Last night, you had a hard time going to sleep. As I sat by your bedside in the hush of the night and sang to you, my heart was filled with peace. Though you should've been asleep hours before - and you interrupted my nightly routine of internet browsing, television watching, and random chores - there was nowhere I would have rather been.
I sang "I Am a Child of God" to you - your favorite bedtime song. In the glow of the nightlight, you didn't look like my somewhat sassy and independent two-year-old girl. You looked like my wide-eyed eight month old again - no teeth, chubby cheeks, and bright eyes. You gathered a tendril of my long hair in your dexterous little hand and rubbed it softly against your cheek.
And I fell in love with you all over again.

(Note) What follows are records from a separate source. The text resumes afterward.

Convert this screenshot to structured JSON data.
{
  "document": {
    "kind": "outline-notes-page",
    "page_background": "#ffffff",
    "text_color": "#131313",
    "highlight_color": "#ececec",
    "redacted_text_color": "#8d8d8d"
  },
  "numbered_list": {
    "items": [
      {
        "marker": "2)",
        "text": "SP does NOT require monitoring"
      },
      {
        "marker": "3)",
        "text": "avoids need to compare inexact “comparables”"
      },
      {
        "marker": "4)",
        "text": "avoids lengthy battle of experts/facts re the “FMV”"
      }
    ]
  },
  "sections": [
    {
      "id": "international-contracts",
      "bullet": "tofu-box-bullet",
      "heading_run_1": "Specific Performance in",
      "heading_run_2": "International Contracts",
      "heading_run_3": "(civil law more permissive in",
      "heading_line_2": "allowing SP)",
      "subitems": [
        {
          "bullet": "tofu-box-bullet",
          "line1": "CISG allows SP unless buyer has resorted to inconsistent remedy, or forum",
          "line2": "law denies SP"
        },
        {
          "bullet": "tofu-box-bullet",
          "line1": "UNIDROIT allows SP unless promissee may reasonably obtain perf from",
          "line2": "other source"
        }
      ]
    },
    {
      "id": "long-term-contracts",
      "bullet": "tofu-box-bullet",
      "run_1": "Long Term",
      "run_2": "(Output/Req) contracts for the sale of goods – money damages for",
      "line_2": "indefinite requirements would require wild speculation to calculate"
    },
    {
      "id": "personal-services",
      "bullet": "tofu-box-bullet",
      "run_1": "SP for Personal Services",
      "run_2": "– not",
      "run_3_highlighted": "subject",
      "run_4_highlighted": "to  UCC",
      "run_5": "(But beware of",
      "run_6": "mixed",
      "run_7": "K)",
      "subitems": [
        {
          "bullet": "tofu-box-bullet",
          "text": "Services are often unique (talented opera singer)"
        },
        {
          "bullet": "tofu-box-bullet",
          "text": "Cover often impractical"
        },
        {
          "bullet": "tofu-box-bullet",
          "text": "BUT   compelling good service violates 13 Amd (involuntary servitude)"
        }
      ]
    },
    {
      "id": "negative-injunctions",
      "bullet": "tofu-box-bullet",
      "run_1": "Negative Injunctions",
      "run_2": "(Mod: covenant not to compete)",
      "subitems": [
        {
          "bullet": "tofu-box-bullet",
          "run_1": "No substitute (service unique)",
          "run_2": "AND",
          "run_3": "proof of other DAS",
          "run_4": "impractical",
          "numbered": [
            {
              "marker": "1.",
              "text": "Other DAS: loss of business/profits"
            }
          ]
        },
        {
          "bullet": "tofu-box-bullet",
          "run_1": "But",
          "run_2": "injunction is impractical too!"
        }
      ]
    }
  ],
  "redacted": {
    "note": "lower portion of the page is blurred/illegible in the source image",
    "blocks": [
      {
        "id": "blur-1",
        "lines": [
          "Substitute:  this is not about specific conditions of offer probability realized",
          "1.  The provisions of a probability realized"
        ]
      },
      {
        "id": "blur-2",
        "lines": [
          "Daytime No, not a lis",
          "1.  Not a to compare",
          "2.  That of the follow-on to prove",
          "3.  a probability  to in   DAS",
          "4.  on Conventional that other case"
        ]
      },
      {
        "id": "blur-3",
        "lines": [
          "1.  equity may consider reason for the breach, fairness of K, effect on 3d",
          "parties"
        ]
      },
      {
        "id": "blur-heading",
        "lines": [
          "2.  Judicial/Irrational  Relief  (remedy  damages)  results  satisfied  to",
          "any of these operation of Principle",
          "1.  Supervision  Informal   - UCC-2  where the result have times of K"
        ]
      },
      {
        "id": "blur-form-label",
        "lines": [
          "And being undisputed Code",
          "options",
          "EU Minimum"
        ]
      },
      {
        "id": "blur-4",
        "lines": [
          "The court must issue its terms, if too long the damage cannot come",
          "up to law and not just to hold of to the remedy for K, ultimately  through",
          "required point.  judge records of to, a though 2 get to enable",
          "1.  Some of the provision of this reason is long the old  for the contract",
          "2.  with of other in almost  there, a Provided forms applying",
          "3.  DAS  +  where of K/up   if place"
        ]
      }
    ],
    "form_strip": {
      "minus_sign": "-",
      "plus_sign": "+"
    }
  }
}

I teared up then, wondering where my baby had gone. Time flies so swiftly. Too swiftly. And I felt so guilty about the my feelings at the day's seemingly exasperated events - two little hands into everything, one small little voice insisting "I do it!" for every activity, and the constant plea of "Up, up, up!"
How I longed for these moments...not just the quiet ones singing you to sleep, but the messes, the tantrums, the growing pains.
I love you, darling. I love being your mother. Yet I have one small favor to ask of you, sweet Jocelyn. Would you do just one thing for Mommy? You are growing too fast. Please slow down.